Vancouver’s Jewish community is mobilizing to welcome refugees from Syria. The federal government has announced that 25,000 Syrian refugees will come to Canada before the end of February. While most of those will be government-sponsored, groups of Canadians, including many in the Jewish community, are leaping at the opportunity to be a part of the resettlement project.

The Jewish Federation of Greater Vancouver has signed a memorandum of understanding with the Anglican church to streamline the process. The federal government has a number of sponsorship agreement holders, which are established, experienced groups that are engaged in aiding refugees on an ongoing basis. To expedite the process, the Jewish community is primarily working through the partnership with the Anglican Church of Canada so that synagogues and other Jewish groups that may want to sponsor can do so efficiently.

“The Anglican diocese, rather than setting up a separate relationship with each of the synagogues, proposed that there be one memorandum of understanding with the Jewish community,” said Shelley Rivkin, Federation’s vice-president for planning, allocations and community affairs. “We will be the holder of the memorandum of understanding so the synagogues will raise the funds and issue a tax receipt. The funds will then come to us and be in a restricted account and, as those funds are distributed, they will go directly through us so that the diocese is not having to deal with multiple parties.”

Or Shalom Synagogue has already raised two-thirds of the funds necessary to sponsor three families. Natalie Grunberg, a member of the Or Shalom Syrian Refugees Initiative, said they are expecting their sponsored refugees as early as January. The group has launched a series of events, including a concert of Syrian music, to raise awareness and money for the project. The federal government estimates the cost of sponsoring a refugee family for a year to be about $30,000, but Vancouverites involved in the process are working on an assumption of about $40,000, based on housing costs here.

Or Shalom is working through existing partnerships they have built over the years. Rather than going through the Anglican church, they are working with the United Church of Canada.
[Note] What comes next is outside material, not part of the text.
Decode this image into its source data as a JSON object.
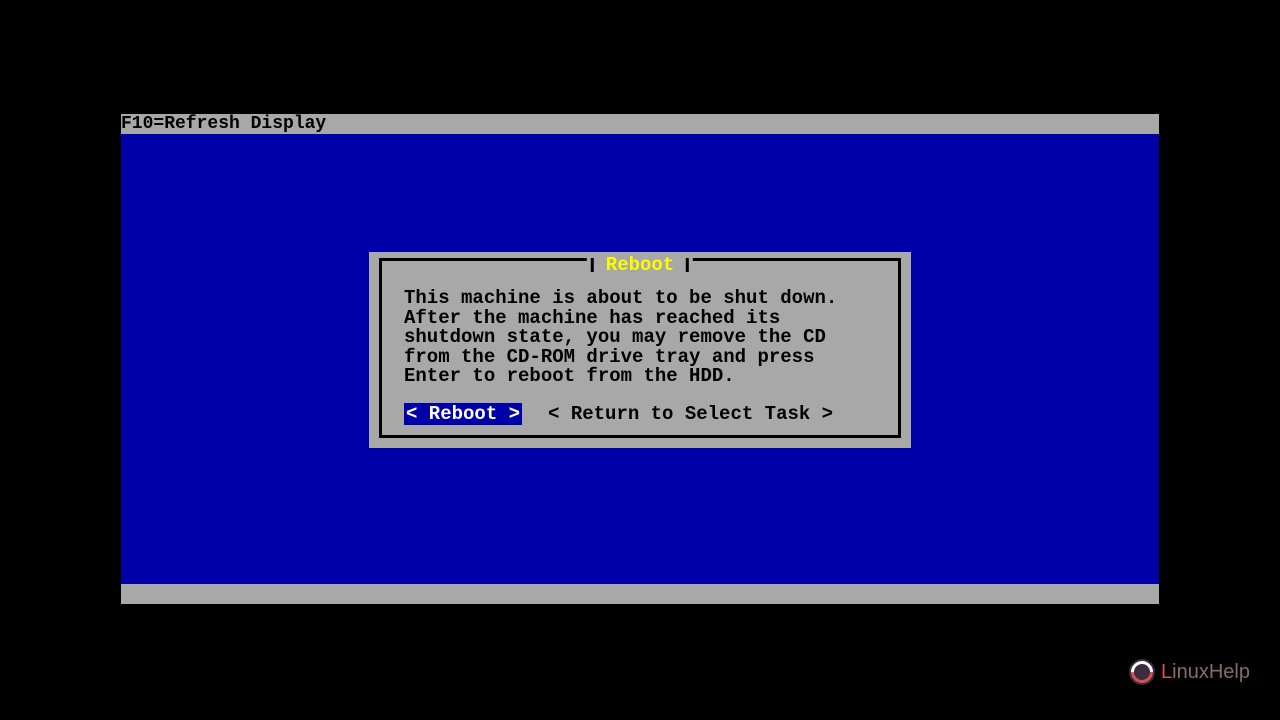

Grunberg acknowledged that some in the Jewish community have differences with the United Church’s stand toward Israel, but the priority was to expedite the refugee sponsorship process and they believed working through existing relationships would be most effective.

Grunberg is noticeably proud of her congregation’s efforts so far.

“We’re a very small synagogue and we’re sponsoring three families,” she said.

Through existing relationships with the Syrian community here, Or Shalom will focus their sponsorship efforts on reunifying families that already have some members in Metro Vancouver and also on members of the LGBT community.

Temple Sholom is also rallying for refugees. Almost immediately after announcing the idea during the High Holidays, the synagogue raised enough money to sponsor one family.

“We’ve now decided to sponsor a second family,” said Rabbi Dan Moskovitz.

He acknowledges that there have been some anxieties among his congregation about bringing Syrian refugees here.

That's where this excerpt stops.